Summary
Bob and Jill Lawrence are on a skiing holiday in the Swiss alps when their friend, Louis
Bernard, is shot dead. Before he dies, Louis reveals that he is a British spy and
that he has a secret message, warning of an imminent high-profile assassination.
Before Bob and Jill can act, their daughter is kidnapped by enemy agents. They are
warned that unless they keep the information to themselves, their daughter will be killed.
Returning to London, Bob decides to take matters into his own hands. He soon manages
to trace his daughter’s abductors to their hideout, but he ends us a helpless prisoner...
Review
The Man Who Knew Too Much was the film which earned Alfred Hitchcock international
recognition and effectively assured his prolific film making career after a faltering
start in the early 1930s. His subsequent British films and his later Hollywood offerings
established him as the absolute master of the suspense thriller genre, and many of the
elements which made these films so great and so memorable are noticeable in The Man
Who Knew Too Much. This film was very much the prototype for what was to come
in future Hitchcock triumphs: the odd melange of comedy, drama and suspense; the disorienting
mix of the familiar and the unfamiliar; curious role reversals (the male hero appearing
ineffectual compared with the apparently conventional female lead); and, most visibly,
the extravagant set pieces, often set in famous landmark locations.
The subject of The Man Who Knew Too Much appealed so much to Hitchcock that he
remade the film in 1956, with James Stewart and Doris Day in the lead roles.
This American remake is certainly more polished than the 1934 original but lacks the frisson
of danger and dark, expressionist tones of that earlier film. In the 1934 film,
German actor Peter Lorre (the star of Fritz Lang’s M) makes his debut in an English-speaking
film role. In spite of the fact that he didn’t speak a word of English at the time
and had to learn his lines phonetically, Lorre is stunning as the film’s principal baddy
- a truly nasty piece of work, yet someone for whom you can’t help having some sympathy.

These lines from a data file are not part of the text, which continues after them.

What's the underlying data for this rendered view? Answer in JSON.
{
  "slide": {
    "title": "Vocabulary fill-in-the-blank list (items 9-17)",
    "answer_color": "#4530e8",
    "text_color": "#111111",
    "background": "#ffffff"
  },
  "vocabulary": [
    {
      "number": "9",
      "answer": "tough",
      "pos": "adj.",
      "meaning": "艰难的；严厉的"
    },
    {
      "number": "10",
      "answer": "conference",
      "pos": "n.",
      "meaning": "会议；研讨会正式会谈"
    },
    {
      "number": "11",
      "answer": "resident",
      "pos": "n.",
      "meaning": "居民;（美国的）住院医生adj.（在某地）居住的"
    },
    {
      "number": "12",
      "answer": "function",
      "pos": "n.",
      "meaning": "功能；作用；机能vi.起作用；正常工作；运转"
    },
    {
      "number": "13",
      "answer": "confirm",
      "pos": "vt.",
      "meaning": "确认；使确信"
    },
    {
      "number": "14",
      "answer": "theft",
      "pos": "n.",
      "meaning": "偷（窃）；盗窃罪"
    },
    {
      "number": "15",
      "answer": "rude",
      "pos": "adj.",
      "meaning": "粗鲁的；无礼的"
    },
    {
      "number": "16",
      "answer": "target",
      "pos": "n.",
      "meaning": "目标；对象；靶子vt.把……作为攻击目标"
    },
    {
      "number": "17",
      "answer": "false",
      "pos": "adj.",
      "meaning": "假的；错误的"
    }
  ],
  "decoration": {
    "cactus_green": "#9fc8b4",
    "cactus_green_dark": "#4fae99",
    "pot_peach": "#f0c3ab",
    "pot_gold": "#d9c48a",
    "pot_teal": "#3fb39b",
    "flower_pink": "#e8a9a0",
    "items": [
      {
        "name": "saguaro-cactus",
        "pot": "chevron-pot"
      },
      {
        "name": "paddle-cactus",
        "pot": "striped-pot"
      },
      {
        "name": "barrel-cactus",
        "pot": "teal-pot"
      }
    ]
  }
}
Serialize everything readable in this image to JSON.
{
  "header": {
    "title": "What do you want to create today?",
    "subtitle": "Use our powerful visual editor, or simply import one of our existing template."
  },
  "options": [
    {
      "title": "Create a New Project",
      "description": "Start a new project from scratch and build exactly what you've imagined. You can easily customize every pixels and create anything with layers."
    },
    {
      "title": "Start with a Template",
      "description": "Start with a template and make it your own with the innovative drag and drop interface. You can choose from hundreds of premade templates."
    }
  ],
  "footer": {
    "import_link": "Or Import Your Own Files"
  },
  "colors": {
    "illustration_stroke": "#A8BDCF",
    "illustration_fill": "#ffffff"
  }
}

By contrast, the film’s good guys are pretty bland - Bob Lawrence (played somewhat
flatly by Leslie Banks) is pretty inept as both a father and a hero, and his accomplices
and nowhere near as interesting as his opponents. For this film, Hitchcock also
engaged another foreign actor, the Frenchman Pierre
Fresnay, who was to become one of the leading lights of French cinema in the late
1930s and 1940s.
The two scenes which stick in the memory are the suspenseful assassination attempt at
the Royal Albert Hall and the protracted street siege at the end of the film. The
former is typical Hitchcock, with the director employing all his guile as he contrives
to keep his audience on tenterhooks for as long as he can, the tension mounting to an
unbearable crescendo as a dastardly scheme reaches its climax. The second is less
characteristic but evokes certain themes which are noticeable in his later works - the
brutality and futility of aggression, the idea that two equally matched opposing forces
are inevitably drawn to a showdown of destructive attrition - mutual annihilation being
preferable to the shame of submission. Hitchcock reveals far more cynicism about
human nature here than we find in his later films, particularly his slicker Hollywood
ventures. It would be stretching it to say that he intended The Man Who Knew
Too Much to be an anti-war film, but political tensions at the time may have influenced
the director, and maybe the film’s bloody conclusion was partly meant to symbolise the
impending global conflict as Hitchcock saw it.